Ya da ''Baban geldi, seni çağırıyor'' denince hemen eve yollanırlardı...''
KUŞAKTAN KUŞAĞA AYNI SORUNLARLA
Bizim zamanımızda 1970’lerin en başlarında, artık siyah beyaz TV’ler çıkmasıyla sokaktan evlere dönüş başladı.
Telesafir yaygınlaşıp, gelenlere çay ikram etmek zorunda kalan televizyon sahipleri, arka odalara geçer, kapıları açmaz hale gelirlerdi.
İşte ilk kez bu zorunlu davetsiz misafirlerden kopukluk, bu teknoloji ile başlamıştı..!
Evdeyseniz annemler size gelecek, sözü artık yanıtsız kalmaya başladı.
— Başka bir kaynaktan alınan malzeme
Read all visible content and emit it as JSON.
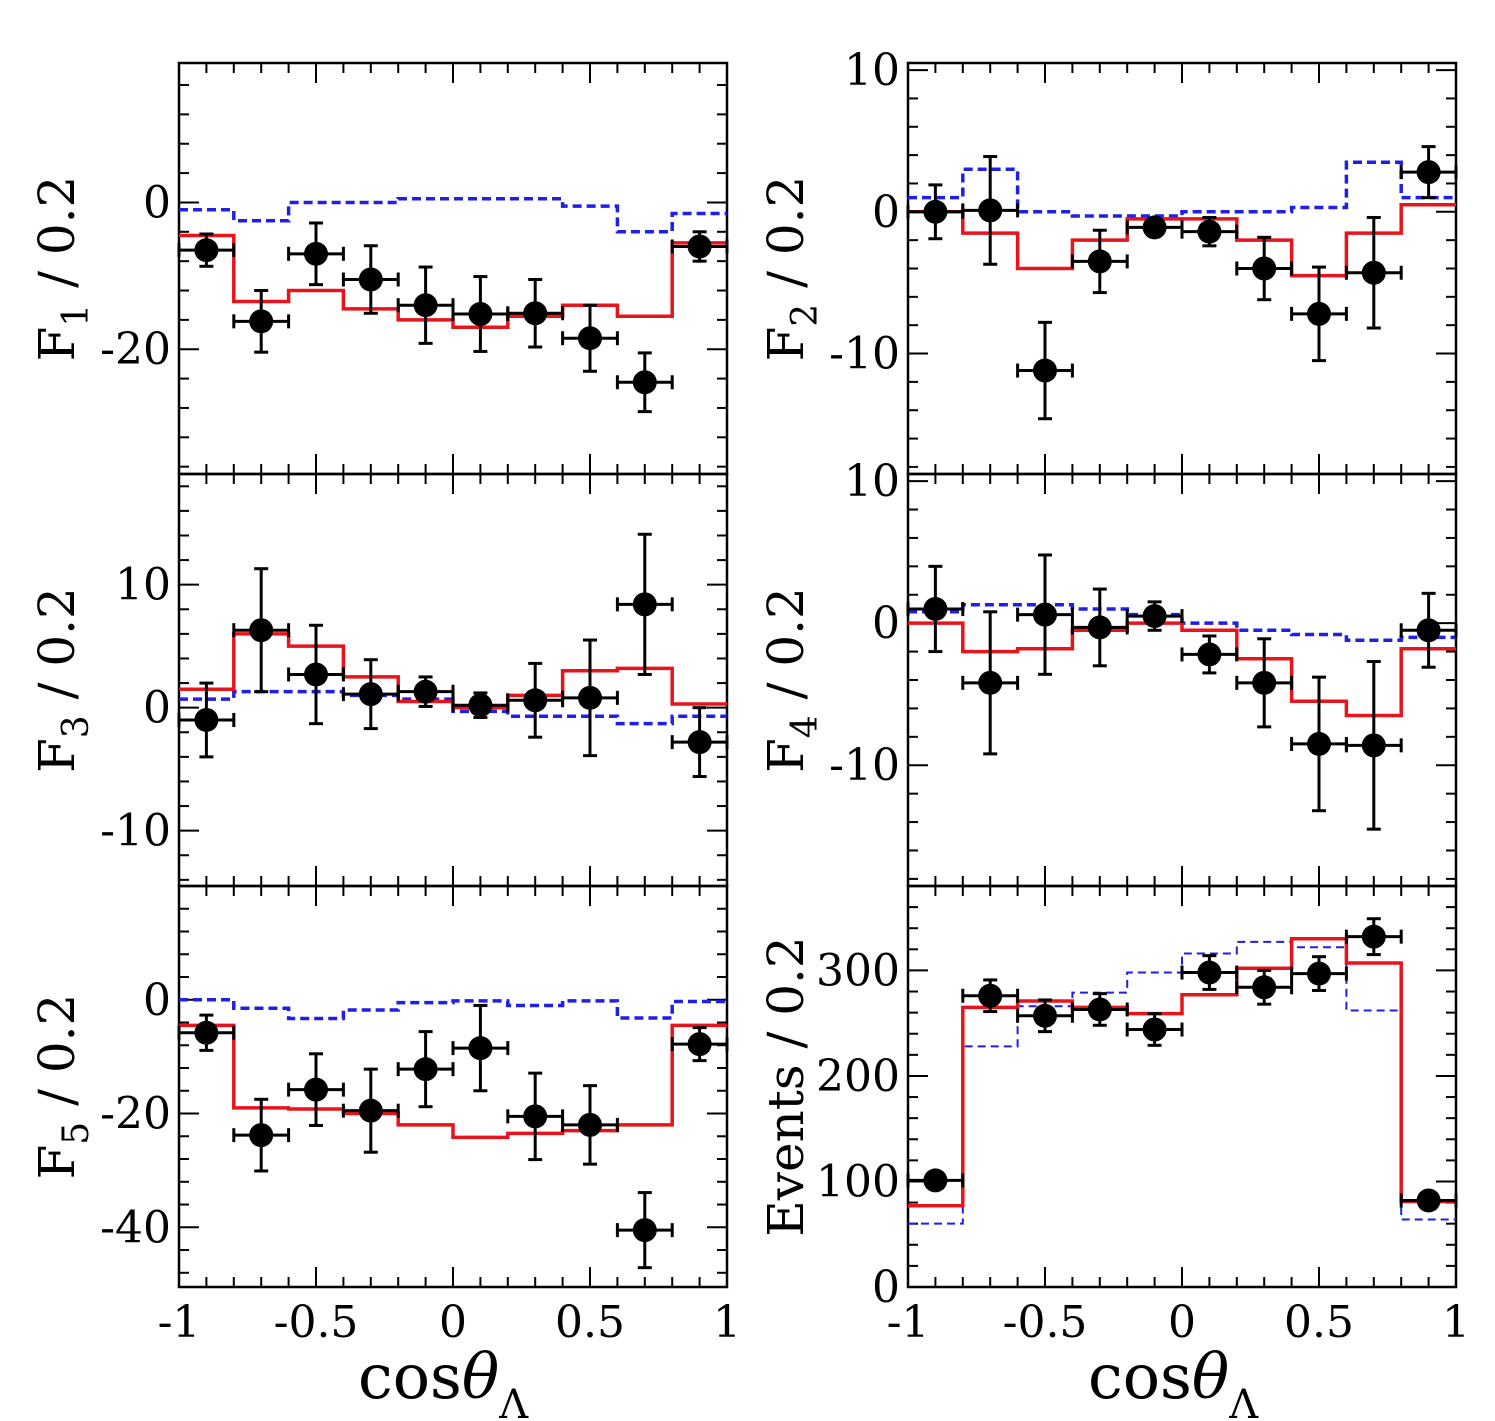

oysa eskiden bu soruya hep “bekleriz yavrum" cevabı alınırdı..!
velhasıl eskiye özlem, başka bir şeydi,
68 kuşağı bir ideal uğruna yola çıktı,
78 kuşağı ardından gelen terör ve kanla büyüdü.
80’ler ise hem orta yaşlılar hem de gençlerin en zor günleriydi.
90’lar ve sonraları "lay laylom" geldi geçti..!
Bugün artık baby boomer, X-Y-Z nesli olarak söylenen günler geride kaldı.
Ama günümüzde hepimiz aynı gemide,
70'ler, 80'ler, 90’lar, 2000’lerden gelen tüm kuşaklar öyle veya böyle, işsizlikle, ekonomik bunalımlarla bir şekilde ayakta kalmaya çalışıyoruz.
Umudumuz, bu sabahtan itibaren yeni bir sayfa açarak, “nerde kalmıştık” diyebilmek ve hayata kaldığımız yerden yeniden başlayabilmek.
Tüm okurlarımıza. İyi haftalar.
SÖZÜN ÖZÜ :
FEDAKÂRLIK KARŞILIKLI OLANA DENİR. BİRİ 'FEDA' EDERKEN DİĞERİ 'KÂR' EDİYORSA ONA TİCARET DENİR.
ÇOK FEDAKARLIK YAPANA KIYMET VERİLSEYDİ,
YILLARCA TARLAYI SÜREN ÖKÜZE BIÇAK SÜRÜLMEZDİ.